Quantum Tunneling in the Sun and Conservation of Energy

[Jimmy87]

Hi,

In my textbook it says that if you consider the electrostatic repulsive barrier that protons in the Sun need to overcome in order to get into the range of the strong nuclear force to fuse together then it fails to fully account for the measured power output of the Sun.

It says that the observed power output of the Sun can be explained if you take into account the QM effects of the protons wave function. Some protons that don't quite overcome the electrostatic barrier and are not in range for the strong nuclear force can still fuse because their wavefunction has a non-zero probability of being within range of the strong nuclear force i.e. quantum tunnelling.

I am fine with this but I just wondered how energy is conserved. Work needs to be done in order to overcome the electrostatic repulsive force (force x distance). So if protons can fuse at shorter distances does this not violate conservation of energy in some way?
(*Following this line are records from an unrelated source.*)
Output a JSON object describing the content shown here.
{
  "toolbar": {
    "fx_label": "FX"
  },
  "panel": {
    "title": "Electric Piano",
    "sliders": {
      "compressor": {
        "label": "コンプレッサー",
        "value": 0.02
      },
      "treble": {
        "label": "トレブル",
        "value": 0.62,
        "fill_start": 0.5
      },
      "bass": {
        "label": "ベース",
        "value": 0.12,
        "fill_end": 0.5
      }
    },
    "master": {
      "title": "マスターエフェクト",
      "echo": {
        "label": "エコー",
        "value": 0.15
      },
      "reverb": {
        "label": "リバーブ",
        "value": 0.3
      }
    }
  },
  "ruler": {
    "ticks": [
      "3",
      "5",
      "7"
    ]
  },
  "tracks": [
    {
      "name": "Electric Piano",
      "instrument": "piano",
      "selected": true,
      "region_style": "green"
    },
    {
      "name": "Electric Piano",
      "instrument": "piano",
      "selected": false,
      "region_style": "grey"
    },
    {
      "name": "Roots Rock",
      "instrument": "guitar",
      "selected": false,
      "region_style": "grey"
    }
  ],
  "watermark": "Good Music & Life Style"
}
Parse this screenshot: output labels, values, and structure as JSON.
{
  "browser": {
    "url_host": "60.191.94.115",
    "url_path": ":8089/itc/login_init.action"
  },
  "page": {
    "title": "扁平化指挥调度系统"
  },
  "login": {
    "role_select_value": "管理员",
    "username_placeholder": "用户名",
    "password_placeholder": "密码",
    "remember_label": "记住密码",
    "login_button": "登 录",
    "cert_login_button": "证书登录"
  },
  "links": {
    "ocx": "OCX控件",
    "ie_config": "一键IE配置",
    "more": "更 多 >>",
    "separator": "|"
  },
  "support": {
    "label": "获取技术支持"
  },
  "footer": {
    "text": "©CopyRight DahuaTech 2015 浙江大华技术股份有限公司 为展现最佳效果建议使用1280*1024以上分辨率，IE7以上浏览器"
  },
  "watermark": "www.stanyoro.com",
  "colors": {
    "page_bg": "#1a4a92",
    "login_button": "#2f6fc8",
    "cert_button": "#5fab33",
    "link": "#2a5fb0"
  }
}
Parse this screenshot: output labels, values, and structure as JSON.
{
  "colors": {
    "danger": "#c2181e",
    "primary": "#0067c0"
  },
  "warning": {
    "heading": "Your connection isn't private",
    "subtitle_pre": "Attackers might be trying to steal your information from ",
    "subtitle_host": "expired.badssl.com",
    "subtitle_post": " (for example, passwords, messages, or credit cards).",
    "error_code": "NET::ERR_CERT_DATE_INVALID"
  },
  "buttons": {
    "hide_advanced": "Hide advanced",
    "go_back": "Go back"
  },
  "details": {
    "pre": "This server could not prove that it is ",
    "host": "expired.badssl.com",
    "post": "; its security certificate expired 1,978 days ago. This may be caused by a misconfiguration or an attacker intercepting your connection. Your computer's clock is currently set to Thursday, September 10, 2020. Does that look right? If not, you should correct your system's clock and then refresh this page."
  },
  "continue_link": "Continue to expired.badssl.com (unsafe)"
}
Surely energy still has to be conserved and I don't see how it can be.

Thanks in advance.

 

[PeroK]

Work needs to be done in order to overcome the electrostatic repulsive force (force x distance).

This is Newtonian mechanics. Interactions between particles in QM take place according to Quantum Electrodynamics and Quantum Chromodynamics. These dynamics are not based on Newton's laws, from which $W = Fd$ is derived.

 

[mfb]

Classically, the process would look like this:

The protons start with a given energy from thermal motion. Something like 1 MeV of that energy is converted to potential energy as they approach each other. From there on they fuse, releasing 2.5 MeV. Net gain: 1.5 MeV. Classically you need an initial energy of at least 1 MeV. In quantum mechanics you do not. The net gain is still the same, however - 1.5 MeV. You just don't have this big potential hill to overcome as protons can "tunnel through".